The only trouble with Sasha Fierce's duality is that two sides are hardly enough to contain all of Beyoncé's personae, which may be why the title of her I Am . . . tour leaves the sentence provocatively unfinished.

At the Wachovia Center on Friday night, she shuffled through costume changes and musical styles so quickly, you could have gotten whiplash keeping track. There was a sparkly gold bustier with a bow at the back; an all-white ensemble that morphed into a wedding dress; and a super-heroic get-up, complete with silver cape, whose chunky light-up ornaments raised the possibility that she might at any moment transform into a motorcycle and drive off the stage.

In fact, the whole show was a vehicle, a sleek contraption designed to demonstrate her considerable skills as singer, dancer, and bandleader, not to mention clothes horse. For "Freakum Dress" and "Get Me Bodied," she was a temptress, her body swiveling, and her voice leaping from high notes to low.

"Broken-Hearted Girl" and "Scared of Lonely" showed off a more vulnerable side, or at least a simulacrum of one, as well as her dazzling way with a ballad. Although she occasionally ceded choruses to her backing singers or a programmed track, she managed to hold onto enough breath to belt out songs while performing routines that would make an aerobics instructor pant.

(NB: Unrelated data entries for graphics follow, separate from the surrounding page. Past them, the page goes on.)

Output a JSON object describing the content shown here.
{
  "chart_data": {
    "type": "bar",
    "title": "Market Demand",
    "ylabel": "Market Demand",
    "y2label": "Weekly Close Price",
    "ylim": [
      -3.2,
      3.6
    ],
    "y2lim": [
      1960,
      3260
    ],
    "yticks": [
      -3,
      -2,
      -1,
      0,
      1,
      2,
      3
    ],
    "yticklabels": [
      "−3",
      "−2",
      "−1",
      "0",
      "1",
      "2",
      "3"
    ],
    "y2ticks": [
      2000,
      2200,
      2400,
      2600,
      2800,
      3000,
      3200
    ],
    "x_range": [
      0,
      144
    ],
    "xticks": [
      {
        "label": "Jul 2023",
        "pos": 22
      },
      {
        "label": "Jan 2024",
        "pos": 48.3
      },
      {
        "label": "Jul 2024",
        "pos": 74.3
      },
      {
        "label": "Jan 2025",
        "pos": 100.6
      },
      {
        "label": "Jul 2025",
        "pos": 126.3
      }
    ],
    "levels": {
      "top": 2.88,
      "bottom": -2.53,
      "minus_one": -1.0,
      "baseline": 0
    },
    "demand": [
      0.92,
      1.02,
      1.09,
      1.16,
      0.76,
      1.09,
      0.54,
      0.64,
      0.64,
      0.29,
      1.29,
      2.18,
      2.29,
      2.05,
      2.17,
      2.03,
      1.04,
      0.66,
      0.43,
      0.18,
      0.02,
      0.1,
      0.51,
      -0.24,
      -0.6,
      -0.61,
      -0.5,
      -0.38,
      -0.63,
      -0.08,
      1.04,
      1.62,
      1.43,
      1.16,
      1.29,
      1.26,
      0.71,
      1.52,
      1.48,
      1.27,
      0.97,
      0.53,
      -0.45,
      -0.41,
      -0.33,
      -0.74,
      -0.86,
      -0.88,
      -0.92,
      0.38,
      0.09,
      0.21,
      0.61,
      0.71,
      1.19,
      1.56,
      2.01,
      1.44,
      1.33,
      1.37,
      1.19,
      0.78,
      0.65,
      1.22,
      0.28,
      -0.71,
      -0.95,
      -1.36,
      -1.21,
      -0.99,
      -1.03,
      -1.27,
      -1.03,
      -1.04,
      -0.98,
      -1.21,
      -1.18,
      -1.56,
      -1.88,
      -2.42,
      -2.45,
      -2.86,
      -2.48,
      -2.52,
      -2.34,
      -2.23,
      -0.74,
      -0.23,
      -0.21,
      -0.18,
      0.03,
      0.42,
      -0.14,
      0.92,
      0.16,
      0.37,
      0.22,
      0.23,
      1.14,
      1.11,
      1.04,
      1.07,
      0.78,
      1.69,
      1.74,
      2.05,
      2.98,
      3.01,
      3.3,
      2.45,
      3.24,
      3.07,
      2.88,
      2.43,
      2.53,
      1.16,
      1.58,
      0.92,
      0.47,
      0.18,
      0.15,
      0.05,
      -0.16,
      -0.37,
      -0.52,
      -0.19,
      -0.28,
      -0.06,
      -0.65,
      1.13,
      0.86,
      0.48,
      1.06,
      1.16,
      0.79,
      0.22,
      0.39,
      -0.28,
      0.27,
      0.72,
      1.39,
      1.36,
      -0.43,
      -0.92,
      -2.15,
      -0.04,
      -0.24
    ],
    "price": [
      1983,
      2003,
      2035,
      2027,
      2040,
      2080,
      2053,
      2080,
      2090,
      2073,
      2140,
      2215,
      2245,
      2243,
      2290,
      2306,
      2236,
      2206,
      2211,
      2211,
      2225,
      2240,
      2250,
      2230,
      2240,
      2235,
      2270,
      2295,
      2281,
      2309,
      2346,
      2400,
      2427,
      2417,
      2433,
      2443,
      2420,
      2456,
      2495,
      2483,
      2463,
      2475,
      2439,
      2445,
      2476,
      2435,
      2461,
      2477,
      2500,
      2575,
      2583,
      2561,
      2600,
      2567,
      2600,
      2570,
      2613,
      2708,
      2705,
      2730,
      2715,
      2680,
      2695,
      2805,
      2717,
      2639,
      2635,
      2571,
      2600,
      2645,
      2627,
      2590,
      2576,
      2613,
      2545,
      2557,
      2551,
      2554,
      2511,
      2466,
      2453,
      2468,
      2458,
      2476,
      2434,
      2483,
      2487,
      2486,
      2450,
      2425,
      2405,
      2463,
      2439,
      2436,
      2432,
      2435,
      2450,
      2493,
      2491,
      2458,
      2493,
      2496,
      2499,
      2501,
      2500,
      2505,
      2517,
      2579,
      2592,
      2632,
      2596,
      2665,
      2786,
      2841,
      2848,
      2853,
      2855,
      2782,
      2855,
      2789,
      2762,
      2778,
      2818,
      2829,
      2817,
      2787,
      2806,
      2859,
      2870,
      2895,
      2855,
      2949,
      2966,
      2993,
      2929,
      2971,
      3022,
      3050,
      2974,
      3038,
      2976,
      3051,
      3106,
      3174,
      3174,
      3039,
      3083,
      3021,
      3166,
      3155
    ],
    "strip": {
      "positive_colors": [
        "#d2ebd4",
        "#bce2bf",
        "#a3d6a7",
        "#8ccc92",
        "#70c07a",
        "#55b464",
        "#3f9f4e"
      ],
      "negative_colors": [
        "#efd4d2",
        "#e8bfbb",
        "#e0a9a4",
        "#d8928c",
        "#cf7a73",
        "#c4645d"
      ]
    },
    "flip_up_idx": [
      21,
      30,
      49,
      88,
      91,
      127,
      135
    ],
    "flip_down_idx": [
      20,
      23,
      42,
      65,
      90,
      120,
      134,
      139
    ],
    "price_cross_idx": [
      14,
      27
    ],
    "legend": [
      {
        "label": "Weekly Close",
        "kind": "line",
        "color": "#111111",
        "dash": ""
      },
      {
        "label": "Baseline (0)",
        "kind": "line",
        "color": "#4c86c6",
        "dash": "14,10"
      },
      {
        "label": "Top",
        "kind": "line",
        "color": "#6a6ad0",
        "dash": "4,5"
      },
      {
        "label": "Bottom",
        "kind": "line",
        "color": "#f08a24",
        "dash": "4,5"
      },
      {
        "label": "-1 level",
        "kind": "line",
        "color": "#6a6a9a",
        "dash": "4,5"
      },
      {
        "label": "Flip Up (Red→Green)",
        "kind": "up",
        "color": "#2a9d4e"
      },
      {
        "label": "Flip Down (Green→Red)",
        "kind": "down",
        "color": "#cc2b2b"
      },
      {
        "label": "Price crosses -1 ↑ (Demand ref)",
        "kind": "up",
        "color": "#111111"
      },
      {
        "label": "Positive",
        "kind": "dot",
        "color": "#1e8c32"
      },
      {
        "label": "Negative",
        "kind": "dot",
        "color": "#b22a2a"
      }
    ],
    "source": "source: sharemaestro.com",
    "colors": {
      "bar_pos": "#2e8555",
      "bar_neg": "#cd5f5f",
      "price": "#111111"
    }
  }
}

As if her own songs weren't enough, she drew bits and pieces from other singers' catalogues, lingering just long enough to make her point. A James Brown horn riff was testament to her skills as a bandleader (or at least her discerning choice in musical directors), and a segue from her own "If I Were a Boy" into Alanis Morrisette's "You Oughta Know" proved that she could rock as well as swing.

Her version of Michael Jackson's "I Can't Help It" served a different purpose, paying tribute to the man she called "my hero."

"If you know anything about me, you know the only reason I'm here is because of Michael Jackson," she told the crowd, her voice catching ever so slightly. "He taught me just about everything I know."

"I will always give you a hundred percent of me," Beyoncé said at the end of the show, standing atop a terraced riser that suggested an ancient pyramid, with the singer as both high priest and human sacrifice.

But the more lasting image was the harness she used to fly above the crowd, turning a full somersault on her way to a secondary stage. As her body spun, pieces of gold glitter detached themselves from her costume and floated down to earth, lingering briefly before getting lost in the light.